Lorsque l'on vit en Europe depuis belle lurette, on peut se mettre à penser que l'on y fera ses vieux os, on accepte de se liquéfier dans la terre blanche, de se mouvoir en terre étrangère. Étrangère? Mais est-ce encore vraiment une terre étrangère? Ne sommes-nous pas au final, nous qui vivons ici depuis un moment, devenus des hybrides, qui ne dissocions plus l'origine de la greffe?
J'ai l'occasion de me dire :”je rentre!”, mais je m'entête à rester. Je fuis devant la perspective de retourner dans mon pays d'origine. La faute à Amazon et à La Redoute. Qui peut encore subsister dans un environnement sans livraison à domicile? Sans Zara et H&M à chaque artère.
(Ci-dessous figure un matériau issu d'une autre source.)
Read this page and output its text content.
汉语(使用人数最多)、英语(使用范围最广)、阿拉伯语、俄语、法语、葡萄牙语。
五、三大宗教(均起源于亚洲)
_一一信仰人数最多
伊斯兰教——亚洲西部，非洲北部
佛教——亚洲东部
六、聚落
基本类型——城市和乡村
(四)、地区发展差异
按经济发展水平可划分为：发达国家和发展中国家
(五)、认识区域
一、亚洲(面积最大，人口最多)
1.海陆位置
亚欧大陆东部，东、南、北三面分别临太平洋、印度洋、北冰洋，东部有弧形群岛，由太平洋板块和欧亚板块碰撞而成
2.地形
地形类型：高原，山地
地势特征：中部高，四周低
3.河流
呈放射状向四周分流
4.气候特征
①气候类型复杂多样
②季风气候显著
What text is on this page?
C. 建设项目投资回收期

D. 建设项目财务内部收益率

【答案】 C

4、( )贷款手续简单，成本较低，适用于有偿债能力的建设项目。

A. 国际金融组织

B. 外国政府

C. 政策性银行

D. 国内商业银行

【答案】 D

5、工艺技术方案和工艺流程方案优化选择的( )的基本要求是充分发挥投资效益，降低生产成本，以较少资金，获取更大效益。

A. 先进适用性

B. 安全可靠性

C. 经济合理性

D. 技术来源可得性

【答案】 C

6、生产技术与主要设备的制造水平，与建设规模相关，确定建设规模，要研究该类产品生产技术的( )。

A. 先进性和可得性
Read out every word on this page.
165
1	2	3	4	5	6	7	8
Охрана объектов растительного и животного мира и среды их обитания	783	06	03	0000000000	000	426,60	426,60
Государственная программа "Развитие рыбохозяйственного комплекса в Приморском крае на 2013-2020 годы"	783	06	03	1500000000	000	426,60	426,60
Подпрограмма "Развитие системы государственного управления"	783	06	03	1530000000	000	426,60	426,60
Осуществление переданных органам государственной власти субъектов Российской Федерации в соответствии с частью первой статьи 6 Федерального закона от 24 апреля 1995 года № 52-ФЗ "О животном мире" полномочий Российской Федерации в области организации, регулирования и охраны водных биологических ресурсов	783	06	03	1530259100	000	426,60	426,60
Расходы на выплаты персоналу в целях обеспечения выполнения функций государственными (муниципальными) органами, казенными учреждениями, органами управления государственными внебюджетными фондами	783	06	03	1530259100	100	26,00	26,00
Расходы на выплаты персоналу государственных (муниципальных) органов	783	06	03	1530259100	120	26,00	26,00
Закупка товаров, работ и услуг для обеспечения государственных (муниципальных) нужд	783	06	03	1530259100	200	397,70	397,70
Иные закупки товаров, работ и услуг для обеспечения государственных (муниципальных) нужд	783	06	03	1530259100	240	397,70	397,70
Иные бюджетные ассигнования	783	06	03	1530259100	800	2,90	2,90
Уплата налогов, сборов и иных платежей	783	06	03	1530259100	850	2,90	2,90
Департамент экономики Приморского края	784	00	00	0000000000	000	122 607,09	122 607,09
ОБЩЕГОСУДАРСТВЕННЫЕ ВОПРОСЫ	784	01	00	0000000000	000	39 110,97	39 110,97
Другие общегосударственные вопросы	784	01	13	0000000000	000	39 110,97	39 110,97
La faute aussi aux services qui, je le sais, mettront des lustres avant de pénétrer mon pays. Et je le dis le plus sérieusement du monde. C'est fou le nombre de choses ridicules auxquelles on s'accroche lorsqu'il nous faut envisager de quitter un territoire. On détestait le rer A aux heures de pointe, et on se met à le trouver bien, pratique, propre et ponctuel. On s'attarde sur ces lieux et activités fugaces qui n'avaient récoltés que des haussements d'épaules contrariés: un cygne à qui des vieillards donnent du pain; une sortie d'école dans le quartier; une patinoire sur l'entrée de la mairie; une Tour Eiffel éclairée; un groupe proposant que l'on offre un bien non périssable afin d'aider des personnes isolées. Toutes ces choses font clic et prennent le sens des activités privilégiées d'une vie en Europe. Aussi ridicule que cela paraisse, c'est l'apparence qui nous retient vraiment ici. C'est lâchement les consommations et les services abondants, proposés par un territoire ultra compétitif et consumériste, qui nous empêchent de rentrer. La facilité à avoir accès à ces services, voilà quel est le problème. Apparemment, l'Afrique ne vaut pas Zalando.
Je le sais, dans mon pays d'origine il n'y aura plus de fête des voisins, plus d'étudiants qui m’accosteront pour me donner des préservatifs gratuits, plus de silence dans le hall de l'immeuble. Je vais me retrouver dans un monde plein, aussi bien dehors que dedans; dans la maison de mon père, dans le taxi. Un environnement plein, ou la promiscuité débordera jusqu'à mon monde, mon intimité. Un environnement où l'on réfléchit en groupe, en caste, en tradition.
Ce n'est pas que je n'aime pas l'Afrique, mais j'ai changé. J'ai vu qu'il y avait autre chose. J'aurais été au Sénégal, j'aurais encore tergiversé. Il s'agit de se dire que l'on doit “nécessairement” repartir au point de départ. Mais qu'est-ce que le départ? Qu'est-ce que ce lieu d'où l'on veut forcément nous voir être enterré? Corneille, le chanteur, a dit :”Un bout de terre n'a jamais fait chez soi”, puis “je suis un nomade, je suis chez moi là où on m'a accueilli” (chant “Terre”). Comme si on avait le droit de dire cela uniquement lorsque l'on avait réchappé à un génocide. Je ressens le besoin de faire ces déclarations à mon tour.
La force de l’arrachement, du déracinement, ce sentiment vient à chaque fois que quelque chose nous empêche de nous retrouver vers la première terre. Cette terre qui, à bien des égards, ne nous a pas mieux traités que les autres. Une fois assumées et vécues ses caprices, tout nous semble supportable dans le pays de la greffe. Repartir où? Qui m'y attend? Qu’y ferai-je ?
Ils disent que le continent se développe, qu'il y a plus de milliardaires, qu'il y a une génération montante qui fait bouger les choses. Mais à Libreville, il y a des foyers pratiquement sans eau, qui doivent (au 21 ème siècle), aller puiser de l'eau à la pompe publique ou extraire celle-ci via des pratiques moyenâgeuses. Diantre! Pourquoi y irai-je?
À l'heure où des familles se délitent et éclatent, avec la fuite des Africains et des Sud-Américains vers l'Europe et l'Amérique, pourquoi je devrais m'en soucier plus qu'un autre? Tout le monde attend un libérateur, un autre Madiba. Ce n'est pas moi. Démerdez -vous, j'aurais tendance à dire.
La génération précédente, et celle qui précède celle qui nous précède, a préféré danser et s'habiller en abacost, en nous passant le témoin de la pauvreté. Quelle sollicitude! Sauf que voilà, apparemment nous aussi on a fait les comptes, et on n'a pas trop envie non plus de nous y coller. On verra ce que fera la suivante. Aux dernières nouvelles, elle fait l'escalade d'immeubles à la Spider Man, et nage en Méditerranée.